Iran and Obama's Threat Calculus

May 9, 2013 Topic: DefenseGrand StrategyNuclear ProliferationSecurity Region: Iran Blog Brand: The Buzz

Iran and Obama's Threat Calculus

 

At Foreign Policy, Stephen Walt has a good piece in which he examines (and praises) President Obama’s view of the global threat landscape. In Walt’s words, “The bedrock foundation of Obama's foreign policy is his recognition that the United States is very, very secure.” In this assessment, there are few scenarios that threaten American security or interests to a degree that they require an aggressive U.S. response, especially in the form of military action. As a result, “Obama has reacted slowly and in a measured way to most international events. He takes his time, remains calm, and prefers to pass the buck to others whose interests are more directly affected.”

Walt ends with this wish:

 

I wish he could give one of his trademark speeches explaining this logic to the American people. He probably can’t, alas, because this sort of realism cuts against the rhetoric of “global leadership” that has been part of the Establishment echo-chamber for decades, not to mention the self-conceit of American exceptionalists. So Obama will continue to sound like his predecessors when he talks about America's global role; he just won't do most of the foolish things that most of them would have.

Walt is certainly correct that we are never likely to hear a presidential speech extolling the virtues of “buck-passing” or “leading from behind.” Nor are we likely to hear any president tell us that by any objective standards, the United States remains very secure.

But if this analysis misses anything, it’s that the rhetoric Obama has employed sometimes cuts against the kinds of policies that would naturally follow from Walt’s threat assessment. Consider one example that is not mentioned in this piece: Iran. Walt has previously argued that the potential effects of Iran obtaining nuclear weapons have been vastly exaggerated. The United States should surely continue to try to dissuade Iran from getting the bomb, he tells us, but it’s not worth going to war over it.

Thus far, however, President Obama has taken the opposite tack—at least verbally. His administration has loudly and repeatedly declared that a nuclear Iran represents an unacceptable threat and that it would go to war to prevent such an outcome. Of course, this rhetoric is not by itself inconsistent with the approach Walt outlines. Even if the president did plan to implement a regime of containment and deterrence rather than wage a preventive war, he might now bluff aggressively in order to try and prevent himself from ever having to make this choice in the future.

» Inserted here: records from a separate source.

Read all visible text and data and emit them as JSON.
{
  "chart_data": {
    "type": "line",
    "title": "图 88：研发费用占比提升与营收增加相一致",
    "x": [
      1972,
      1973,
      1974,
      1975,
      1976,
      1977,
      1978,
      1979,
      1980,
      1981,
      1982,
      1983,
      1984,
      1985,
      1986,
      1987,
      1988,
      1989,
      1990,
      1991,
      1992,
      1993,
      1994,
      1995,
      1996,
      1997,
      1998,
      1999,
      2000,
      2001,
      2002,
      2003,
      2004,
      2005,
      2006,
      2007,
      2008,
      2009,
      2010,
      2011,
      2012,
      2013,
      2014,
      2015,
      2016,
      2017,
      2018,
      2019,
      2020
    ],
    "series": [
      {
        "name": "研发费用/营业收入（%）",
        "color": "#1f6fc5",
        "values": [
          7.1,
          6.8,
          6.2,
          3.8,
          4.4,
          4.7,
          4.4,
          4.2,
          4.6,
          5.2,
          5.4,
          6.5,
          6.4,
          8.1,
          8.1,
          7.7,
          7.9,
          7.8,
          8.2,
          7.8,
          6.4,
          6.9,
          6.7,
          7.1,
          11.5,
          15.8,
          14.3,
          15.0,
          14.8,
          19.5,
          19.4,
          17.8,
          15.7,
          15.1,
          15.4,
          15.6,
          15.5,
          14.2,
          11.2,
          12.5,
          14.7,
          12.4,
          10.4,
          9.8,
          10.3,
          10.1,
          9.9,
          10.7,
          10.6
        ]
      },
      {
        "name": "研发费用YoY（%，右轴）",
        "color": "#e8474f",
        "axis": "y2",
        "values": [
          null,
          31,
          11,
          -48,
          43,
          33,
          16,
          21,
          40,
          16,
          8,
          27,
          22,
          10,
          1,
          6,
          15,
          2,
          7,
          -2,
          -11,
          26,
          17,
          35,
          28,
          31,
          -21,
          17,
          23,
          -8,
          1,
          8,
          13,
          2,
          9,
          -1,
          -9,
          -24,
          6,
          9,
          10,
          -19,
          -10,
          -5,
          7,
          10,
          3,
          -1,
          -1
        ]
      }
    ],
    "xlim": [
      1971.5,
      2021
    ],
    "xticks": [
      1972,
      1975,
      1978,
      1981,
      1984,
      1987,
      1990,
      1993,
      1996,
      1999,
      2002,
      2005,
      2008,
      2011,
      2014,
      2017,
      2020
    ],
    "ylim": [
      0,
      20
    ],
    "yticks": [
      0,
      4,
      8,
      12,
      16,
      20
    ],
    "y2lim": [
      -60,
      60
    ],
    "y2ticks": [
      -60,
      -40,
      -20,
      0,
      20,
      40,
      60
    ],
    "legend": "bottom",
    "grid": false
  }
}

Yet there’s some reason to think that it’s not just a bluff. In an excellent reported piece in Time in March, Massimo Calabresi revealed that in its first term, the Obama administration conducted an extensive series of debates on the question of “prevention vs. containment.” He wrote that Obama had decided in favor of prevention, persuaded that the possible consequences of Iran’s nuclearization—among them heightened regional tensions and the collapse of the NPT regime—were too great. In effect, the president signed on to the “consensus” view of the threat a nuclear Iran would pose held by elected officials in both parties.

Hopefully, we will not get to the point where Obama faces this choice in real time, in its purest binary form. But if so, it will present perhaps the ultimate test case of whether his actual view of the global threat environment is closer to the one Walt attributes to him, or to the more conventional one he has presented in public statements so far.